¿Cuándo será el fin del mundo? No importa el día, sino la preparación para ese día.
Hoy en el Evangelio, Jesús orienta la atención de sus discípulos hacia un futuro de plenitud y de gracia (Mc 13, 24-32). El Señor se manifestará un día como Señor y juez de la historia. En el Credo afirmamos que Jesucristo vendrá con gloria para juzgar a vivos y muertos.
La expectación de esa venida-manifestación anunciada por Jesús desencadena actitudes contrapuestas de temor y de esperanza, de curiosidad y de paz, de miedo e inquietud. La venida de Jesús motiva a muchos a convertirse, a vigilar y hacer oración. Los amigos de Jesús son continuamente exhortados a vivir siempre aguardando la venida de su Señor.
Aguardando, esa es la palabra. El verdadero cristiano es el que aguarda, el que espera con amor y temor, con fe y esperanza el fin del mundo. Y tiene bien claro a quién espera: a Jesús.
El Evangelio anuncia también la caída de los astros: «El sol se hará tinieblas, la luna no dará su resplandor, las estrellas caerán del cielo, los astros se tambalearán». Es decir, se tambaleará el mundo, se tambaleará el pecado y todo lo que esté penetrado de mal y de maldad.
Creo que todos seguimos preguntándonos con curiosidad cuándo se manifestará el Señor, tememos que el mundo tenga un final, en lugar de alegrarnos por el fin y la finalidad que el Señor indica a nuestra actividad en el mundo.
A nuestras inquietudes, Jesús responde con la parábola de la higuera. Cuando brotan las yemas en sus ramas, entendemos que está cerca el verano. Cuando en el mundo veamos la caída de nuestros ídolos es que está cerca el Reino de Dios. Jesús ha empeñado su palabra: «El cielo y la tierra pasarán, pero mis palabras no pasarán».
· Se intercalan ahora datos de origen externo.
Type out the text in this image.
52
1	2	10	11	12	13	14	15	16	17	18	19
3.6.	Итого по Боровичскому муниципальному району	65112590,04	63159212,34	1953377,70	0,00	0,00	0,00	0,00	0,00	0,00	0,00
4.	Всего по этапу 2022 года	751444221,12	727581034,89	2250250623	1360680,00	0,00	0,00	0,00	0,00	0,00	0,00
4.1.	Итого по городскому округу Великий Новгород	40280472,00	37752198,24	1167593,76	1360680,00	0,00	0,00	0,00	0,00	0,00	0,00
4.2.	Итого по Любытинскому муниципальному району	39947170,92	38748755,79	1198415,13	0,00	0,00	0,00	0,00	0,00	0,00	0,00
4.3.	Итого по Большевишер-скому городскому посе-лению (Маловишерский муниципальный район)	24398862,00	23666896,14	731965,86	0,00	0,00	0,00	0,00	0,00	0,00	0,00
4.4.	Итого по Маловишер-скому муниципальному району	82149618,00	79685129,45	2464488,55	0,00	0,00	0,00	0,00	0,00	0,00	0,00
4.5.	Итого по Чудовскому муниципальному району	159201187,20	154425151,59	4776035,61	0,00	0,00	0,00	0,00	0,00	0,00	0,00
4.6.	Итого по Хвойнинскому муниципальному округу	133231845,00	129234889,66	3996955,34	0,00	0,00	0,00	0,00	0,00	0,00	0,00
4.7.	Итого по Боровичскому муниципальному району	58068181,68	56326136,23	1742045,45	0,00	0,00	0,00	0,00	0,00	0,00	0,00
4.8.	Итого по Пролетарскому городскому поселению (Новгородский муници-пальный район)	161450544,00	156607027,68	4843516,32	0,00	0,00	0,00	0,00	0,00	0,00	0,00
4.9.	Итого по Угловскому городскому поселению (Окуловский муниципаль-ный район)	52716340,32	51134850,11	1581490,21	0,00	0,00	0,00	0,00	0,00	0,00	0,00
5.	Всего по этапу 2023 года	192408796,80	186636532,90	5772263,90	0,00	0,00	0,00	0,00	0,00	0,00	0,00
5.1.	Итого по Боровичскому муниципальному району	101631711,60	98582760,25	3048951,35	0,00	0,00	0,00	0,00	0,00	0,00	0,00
El cielo y la tierra pasarán. Hemos puesto nuestra confianza en el universo, en la naturaleza, en el progreso, en la técnica que manipula cielos y tierra. Pero todo es efímero y caduco. La espera del Señor orienta nuestra vida y juzga nuestras estructuras.
Mis palabras no pasarán. La palabra del Señor es luz para el espíritu. Y es también antorcha que nos ayuda a discernir los logros y fracasos del progreso. Su palabra nos juzga y nos alienta. No hay salvación sin Salvador.
No importa pues el día, sino el que va a venir ese día. No importa la fecha, sino la actitud con la que esperamos ese día. No importa el día, sino lo que hay antes de ese día: fe, amor, esperanza, oración, vigilancia. ¿No se trata de eso el cristianismo?